恥ずかしいくらいシンプルでいい。バグがあってもいい(致命的でなければ)。デザインが粗くてもいい。

重要なのは、速く出して、速く学ぶことだ。

MVPで削るもの

では、MVPで何を削るのか?

「あったら便利」な機能。 必須ではないものは、すべて削る。

完璧なデザイン。 デザインは後から磨ける。最初は機能するだけでいい。

スケーラビリティ。 最初は10人のユーザーでいい。1万人に対応するのは、後で考える。

エッジケース。 95%のユースケースをカバーすればいい。残りの5%は、後で対応する。

MVPで残すもの

削ってばかりではない。残すものもある。

コアバリュー。 このプロダクトの核となる価値。これがないと、意味がない。

1つの問題解決。 1つの問題を確実に解決する。10の問題を中途半端に解決するより、1つを完璧に解決する。

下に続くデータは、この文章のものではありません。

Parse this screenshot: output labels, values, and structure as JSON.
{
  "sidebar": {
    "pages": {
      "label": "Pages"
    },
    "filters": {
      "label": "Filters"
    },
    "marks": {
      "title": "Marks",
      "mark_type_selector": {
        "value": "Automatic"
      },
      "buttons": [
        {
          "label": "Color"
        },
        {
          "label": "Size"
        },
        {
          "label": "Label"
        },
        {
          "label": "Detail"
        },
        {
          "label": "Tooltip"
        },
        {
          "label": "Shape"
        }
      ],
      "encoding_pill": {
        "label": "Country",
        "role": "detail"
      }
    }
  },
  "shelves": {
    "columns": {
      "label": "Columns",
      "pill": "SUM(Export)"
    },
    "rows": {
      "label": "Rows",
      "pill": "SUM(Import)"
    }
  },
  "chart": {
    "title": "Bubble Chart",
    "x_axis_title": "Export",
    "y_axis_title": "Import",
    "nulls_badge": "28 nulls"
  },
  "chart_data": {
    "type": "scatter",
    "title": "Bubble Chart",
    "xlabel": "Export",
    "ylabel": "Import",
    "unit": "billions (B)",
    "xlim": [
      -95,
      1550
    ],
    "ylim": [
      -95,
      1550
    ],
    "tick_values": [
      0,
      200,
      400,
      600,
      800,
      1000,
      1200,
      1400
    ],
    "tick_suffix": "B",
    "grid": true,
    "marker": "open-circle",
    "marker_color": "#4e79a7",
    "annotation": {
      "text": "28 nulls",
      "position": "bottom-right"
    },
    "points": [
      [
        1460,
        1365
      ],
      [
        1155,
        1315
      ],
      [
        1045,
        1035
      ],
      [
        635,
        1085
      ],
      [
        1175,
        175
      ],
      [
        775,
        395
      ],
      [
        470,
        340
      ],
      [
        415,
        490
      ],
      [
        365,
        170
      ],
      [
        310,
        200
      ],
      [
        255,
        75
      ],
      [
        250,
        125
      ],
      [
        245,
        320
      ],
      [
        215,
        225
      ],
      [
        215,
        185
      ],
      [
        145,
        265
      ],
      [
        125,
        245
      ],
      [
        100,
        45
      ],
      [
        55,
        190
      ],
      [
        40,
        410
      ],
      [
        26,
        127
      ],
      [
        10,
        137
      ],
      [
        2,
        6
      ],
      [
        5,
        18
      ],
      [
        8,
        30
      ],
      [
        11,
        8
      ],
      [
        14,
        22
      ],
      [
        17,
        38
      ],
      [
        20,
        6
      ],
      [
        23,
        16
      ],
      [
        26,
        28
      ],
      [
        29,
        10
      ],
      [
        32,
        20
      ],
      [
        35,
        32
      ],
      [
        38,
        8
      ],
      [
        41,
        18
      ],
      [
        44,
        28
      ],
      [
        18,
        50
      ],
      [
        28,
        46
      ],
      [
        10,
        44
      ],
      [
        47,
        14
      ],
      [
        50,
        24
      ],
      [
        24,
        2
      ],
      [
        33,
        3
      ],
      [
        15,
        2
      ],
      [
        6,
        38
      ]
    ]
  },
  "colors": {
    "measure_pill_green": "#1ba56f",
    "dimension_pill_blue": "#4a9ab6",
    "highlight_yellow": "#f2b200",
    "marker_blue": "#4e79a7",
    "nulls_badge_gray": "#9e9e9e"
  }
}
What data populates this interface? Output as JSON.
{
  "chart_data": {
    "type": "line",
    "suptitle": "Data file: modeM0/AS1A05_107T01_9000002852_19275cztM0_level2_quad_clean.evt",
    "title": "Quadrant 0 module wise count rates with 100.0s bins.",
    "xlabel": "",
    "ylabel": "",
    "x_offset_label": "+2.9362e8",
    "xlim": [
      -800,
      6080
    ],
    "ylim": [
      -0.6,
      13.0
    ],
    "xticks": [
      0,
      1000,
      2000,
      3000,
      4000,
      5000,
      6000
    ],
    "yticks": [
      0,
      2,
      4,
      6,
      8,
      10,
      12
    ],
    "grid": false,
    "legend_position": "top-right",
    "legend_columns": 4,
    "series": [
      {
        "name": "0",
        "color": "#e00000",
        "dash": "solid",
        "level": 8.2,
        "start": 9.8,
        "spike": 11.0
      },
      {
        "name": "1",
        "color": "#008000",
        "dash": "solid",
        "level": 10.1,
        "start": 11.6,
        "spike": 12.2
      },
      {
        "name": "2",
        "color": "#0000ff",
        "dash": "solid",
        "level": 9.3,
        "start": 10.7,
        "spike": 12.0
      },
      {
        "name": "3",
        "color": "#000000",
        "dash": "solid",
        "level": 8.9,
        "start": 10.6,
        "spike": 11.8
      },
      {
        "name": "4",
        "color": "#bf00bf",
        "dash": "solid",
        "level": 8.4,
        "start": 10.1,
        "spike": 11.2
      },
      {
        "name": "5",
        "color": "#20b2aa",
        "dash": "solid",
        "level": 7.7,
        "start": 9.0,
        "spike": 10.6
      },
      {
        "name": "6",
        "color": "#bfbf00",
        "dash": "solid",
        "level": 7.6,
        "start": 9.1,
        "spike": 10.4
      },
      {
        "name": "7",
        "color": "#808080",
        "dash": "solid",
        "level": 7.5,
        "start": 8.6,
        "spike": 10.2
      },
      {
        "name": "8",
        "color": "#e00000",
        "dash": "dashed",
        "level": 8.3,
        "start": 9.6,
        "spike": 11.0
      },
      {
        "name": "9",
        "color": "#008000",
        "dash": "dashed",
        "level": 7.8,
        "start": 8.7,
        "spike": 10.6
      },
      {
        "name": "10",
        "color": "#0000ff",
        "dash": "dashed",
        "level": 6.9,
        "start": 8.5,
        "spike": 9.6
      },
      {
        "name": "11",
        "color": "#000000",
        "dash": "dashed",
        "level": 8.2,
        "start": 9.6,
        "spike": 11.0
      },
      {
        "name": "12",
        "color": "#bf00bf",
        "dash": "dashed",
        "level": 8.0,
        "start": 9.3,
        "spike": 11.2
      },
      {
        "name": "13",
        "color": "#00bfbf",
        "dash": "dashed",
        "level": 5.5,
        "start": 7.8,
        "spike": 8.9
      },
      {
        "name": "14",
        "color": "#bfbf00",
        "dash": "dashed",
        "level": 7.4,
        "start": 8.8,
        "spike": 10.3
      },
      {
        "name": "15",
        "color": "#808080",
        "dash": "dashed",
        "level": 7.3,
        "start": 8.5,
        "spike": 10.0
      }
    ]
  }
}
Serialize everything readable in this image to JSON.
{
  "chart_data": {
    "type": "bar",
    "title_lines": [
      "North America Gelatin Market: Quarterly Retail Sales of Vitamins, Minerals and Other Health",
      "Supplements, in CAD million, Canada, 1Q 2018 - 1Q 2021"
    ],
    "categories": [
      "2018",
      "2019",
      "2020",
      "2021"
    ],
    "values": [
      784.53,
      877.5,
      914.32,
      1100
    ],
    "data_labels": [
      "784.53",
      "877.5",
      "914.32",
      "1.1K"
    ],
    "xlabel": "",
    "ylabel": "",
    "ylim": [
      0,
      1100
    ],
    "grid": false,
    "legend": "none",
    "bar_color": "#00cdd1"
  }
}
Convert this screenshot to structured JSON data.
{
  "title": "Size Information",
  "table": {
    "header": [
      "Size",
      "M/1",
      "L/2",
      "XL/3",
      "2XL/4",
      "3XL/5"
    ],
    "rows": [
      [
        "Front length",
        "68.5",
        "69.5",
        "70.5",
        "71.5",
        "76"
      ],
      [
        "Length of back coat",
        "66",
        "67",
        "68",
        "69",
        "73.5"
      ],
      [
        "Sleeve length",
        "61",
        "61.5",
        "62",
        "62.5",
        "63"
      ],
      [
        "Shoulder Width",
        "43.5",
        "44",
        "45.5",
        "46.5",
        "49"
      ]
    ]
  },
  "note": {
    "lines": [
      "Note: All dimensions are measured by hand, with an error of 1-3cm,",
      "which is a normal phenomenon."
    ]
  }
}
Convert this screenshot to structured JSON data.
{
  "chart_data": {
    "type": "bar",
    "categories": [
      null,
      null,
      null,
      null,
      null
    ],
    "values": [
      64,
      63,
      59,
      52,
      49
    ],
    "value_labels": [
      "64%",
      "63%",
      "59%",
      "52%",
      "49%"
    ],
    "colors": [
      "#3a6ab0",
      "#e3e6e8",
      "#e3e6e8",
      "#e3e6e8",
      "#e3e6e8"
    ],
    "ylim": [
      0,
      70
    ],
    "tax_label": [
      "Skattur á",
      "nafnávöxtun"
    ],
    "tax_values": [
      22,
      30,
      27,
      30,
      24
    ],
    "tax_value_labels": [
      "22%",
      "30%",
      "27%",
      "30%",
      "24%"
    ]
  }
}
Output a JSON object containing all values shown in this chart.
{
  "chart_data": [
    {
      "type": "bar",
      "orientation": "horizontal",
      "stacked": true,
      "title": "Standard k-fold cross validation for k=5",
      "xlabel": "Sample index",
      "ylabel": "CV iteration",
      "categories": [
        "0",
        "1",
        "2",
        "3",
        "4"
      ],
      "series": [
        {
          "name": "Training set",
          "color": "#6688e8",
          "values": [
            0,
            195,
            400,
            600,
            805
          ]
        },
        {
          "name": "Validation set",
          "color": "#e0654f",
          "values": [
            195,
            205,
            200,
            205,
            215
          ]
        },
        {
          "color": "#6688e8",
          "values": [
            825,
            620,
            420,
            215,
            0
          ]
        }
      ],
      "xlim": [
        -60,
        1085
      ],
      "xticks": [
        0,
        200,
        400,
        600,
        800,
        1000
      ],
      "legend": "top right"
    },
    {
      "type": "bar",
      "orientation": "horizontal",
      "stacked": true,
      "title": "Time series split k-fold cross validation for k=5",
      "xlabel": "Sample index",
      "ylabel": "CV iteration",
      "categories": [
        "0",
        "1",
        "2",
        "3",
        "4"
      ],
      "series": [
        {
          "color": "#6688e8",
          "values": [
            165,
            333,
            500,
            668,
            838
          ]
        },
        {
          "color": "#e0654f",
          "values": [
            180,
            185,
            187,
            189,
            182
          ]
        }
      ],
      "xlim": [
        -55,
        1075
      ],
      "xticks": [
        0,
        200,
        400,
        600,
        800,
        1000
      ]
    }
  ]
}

フィードバックループ。 ユーザーから学べる仕組み。アナリティクス、フィードバックフォーム、ユーザーインタビュー。

MVPの後

MVPを出したら、終わりではない。そこから学ぶ。

ユーザーは使っているか?どこでつまずいているか?どの機能が使われているか?

データを見て、ユーザーと話して、学ぶ。そして、次のバージョンを作る。

これを繰り返す。

完璧を待つな

完璧なプロダクトは、存在しない。

完璧を待っていたら、永遠に出せない。

80点で出せ。恥ずかしいくらいシンプルでいい。そして、速く学べ。

完璧なMVPは、MVPではない。